Новая Басманная с флигелями отложилась, отпала от России.

– Мой дорогой друг, – сказал Чаадаев, с сожалением глядя на Грибоедова, – вы, как то свойственно и всякому человеку, полагаете самым важным то, что вам ближе. Вы ошибаетесь. Не в войнах, конечно, теперь дело. Война в наш век – игрушка дураков. Присоединят колонию, присоединят другую, – что за глупое самолюбие пространства! Еще тысяча верст! Нам и своих девать некуда.

Грибоедов медленно краснел.

Чаадаев прищурил глаза.

– Лечитесь. У вас нехороший teint[63]. Вам нужен геморроидальный режим. Непременно должно ходить на двор, aus freiеr Hand[64], как это называется по-немецки.

– Вы не знаете России, – говорил Грибоедов, – а московский Английский клоб…

Чаадаев насторожился.

– …для вас подобие Английской палаты.
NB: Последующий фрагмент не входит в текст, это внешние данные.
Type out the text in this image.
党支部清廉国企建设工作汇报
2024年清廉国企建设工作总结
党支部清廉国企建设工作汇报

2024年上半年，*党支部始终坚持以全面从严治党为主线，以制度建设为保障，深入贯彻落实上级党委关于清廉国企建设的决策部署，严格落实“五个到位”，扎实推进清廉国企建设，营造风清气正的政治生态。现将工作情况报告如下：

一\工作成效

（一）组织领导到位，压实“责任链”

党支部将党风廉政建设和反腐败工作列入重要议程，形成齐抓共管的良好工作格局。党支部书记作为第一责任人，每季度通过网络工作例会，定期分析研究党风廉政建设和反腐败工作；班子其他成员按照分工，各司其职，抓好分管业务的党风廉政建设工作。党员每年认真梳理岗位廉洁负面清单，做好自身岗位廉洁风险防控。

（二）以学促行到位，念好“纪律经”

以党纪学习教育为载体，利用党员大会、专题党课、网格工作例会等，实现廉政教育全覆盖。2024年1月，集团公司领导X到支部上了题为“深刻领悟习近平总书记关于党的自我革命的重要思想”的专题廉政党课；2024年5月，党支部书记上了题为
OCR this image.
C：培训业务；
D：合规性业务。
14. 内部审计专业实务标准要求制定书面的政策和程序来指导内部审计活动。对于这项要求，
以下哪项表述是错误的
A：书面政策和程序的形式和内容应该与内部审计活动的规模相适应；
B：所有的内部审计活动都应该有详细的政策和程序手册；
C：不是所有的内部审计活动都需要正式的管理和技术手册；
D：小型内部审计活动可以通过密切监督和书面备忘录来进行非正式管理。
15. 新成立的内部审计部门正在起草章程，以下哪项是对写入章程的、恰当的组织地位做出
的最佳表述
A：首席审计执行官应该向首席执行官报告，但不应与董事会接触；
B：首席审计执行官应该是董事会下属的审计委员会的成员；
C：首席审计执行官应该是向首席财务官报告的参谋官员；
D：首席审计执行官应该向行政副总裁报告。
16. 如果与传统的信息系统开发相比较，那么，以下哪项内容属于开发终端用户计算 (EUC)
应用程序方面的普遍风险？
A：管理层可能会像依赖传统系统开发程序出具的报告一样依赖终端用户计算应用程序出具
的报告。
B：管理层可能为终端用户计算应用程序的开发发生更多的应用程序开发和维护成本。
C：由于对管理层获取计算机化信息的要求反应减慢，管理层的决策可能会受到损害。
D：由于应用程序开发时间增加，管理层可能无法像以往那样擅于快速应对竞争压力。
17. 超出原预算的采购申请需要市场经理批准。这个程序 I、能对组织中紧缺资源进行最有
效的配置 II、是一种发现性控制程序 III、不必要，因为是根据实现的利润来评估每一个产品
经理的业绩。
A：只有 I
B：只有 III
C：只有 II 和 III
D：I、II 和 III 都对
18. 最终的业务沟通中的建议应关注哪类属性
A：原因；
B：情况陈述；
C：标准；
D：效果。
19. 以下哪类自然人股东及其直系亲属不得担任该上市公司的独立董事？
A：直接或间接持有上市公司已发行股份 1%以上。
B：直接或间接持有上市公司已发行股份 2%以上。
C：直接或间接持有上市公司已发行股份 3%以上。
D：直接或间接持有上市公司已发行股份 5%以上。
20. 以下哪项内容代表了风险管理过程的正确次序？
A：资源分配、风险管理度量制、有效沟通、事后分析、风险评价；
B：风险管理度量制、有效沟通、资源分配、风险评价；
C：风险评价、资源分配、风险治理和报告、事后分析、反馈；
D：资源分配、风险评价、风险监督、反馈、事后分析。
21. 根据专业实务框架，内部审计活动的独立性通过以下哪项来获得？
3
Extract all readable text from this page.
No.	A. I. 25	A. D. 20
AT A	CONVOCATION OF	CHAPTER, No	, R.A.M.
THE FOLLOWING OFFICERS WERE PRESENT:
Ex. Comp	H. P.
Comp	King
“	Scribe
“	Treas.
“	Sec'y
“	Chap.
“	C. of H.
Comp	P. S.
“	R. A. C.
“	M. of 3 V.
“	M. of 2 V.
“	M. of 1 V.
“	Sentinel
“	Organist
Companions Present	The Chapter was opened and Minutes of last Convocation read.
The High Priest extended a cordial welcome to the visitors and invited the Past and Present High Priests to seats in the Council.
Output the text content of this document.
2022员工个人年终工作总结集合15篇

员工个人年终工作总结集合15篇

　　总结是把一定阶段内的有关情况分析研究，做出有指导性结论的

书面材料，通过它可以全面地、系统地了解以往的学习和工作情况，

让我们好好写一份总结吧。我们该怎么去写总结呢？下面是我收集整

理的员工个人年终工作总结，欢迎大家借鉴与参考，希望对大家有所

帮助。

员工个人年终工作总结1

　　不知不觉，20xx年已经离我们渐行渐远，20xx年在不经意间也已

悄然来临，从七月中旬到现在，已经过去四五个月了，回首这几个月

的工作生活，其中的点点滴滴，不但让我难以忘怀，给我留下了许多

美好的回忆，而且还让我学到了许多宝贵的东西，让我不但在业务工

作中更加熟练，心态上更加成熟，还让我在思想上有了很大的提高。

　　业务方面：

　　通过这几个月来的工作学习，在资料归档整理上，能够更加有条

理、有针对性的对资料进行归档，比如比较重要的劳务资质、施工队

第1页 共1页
Вот вы говорите: тысяча верст, а сидя в этом флигеле…

– Павильоне, – недовольно поправил Чаадаев.

Нетопленый осклизлый камин имел вид развратника поутру. Чаадаев почти лежал в низких длинных английских креслах, похожих на носилки. Ноги его в туфлях торчали.

– Во всем этом есть некоторая путаница, – сказал он в нос и, вытянув губы, закачал головой, как музыкант, прислушивающийся к новой пиесе, разыгрываемой перед ним впервые.

Грибоедов следил за ним с любопытством.

– Так, так, – продолжил вдруг Чаадаев, поймав наконец за хвост какой-то ритм или мелодию, и, поднеся к губам палец, вдруг этот хвост проглотил. Он хитро и многозначительно поглядел на Грибоедова, полюбовался им, как бы говоря: «Я знаю, а тебе не скажу».

Вошел Иван Яковлевич, держа на подносе две чашки кофе. Грибоедов глотнул и с отвращением отставил свою чашку.

– Желудочный кофе, – пояснил Чаадаев, прихлебывая, – меня выучили варить его в Англии.

«Много чему тебя там выучили», – чуть не сказал вслух Грибоедов.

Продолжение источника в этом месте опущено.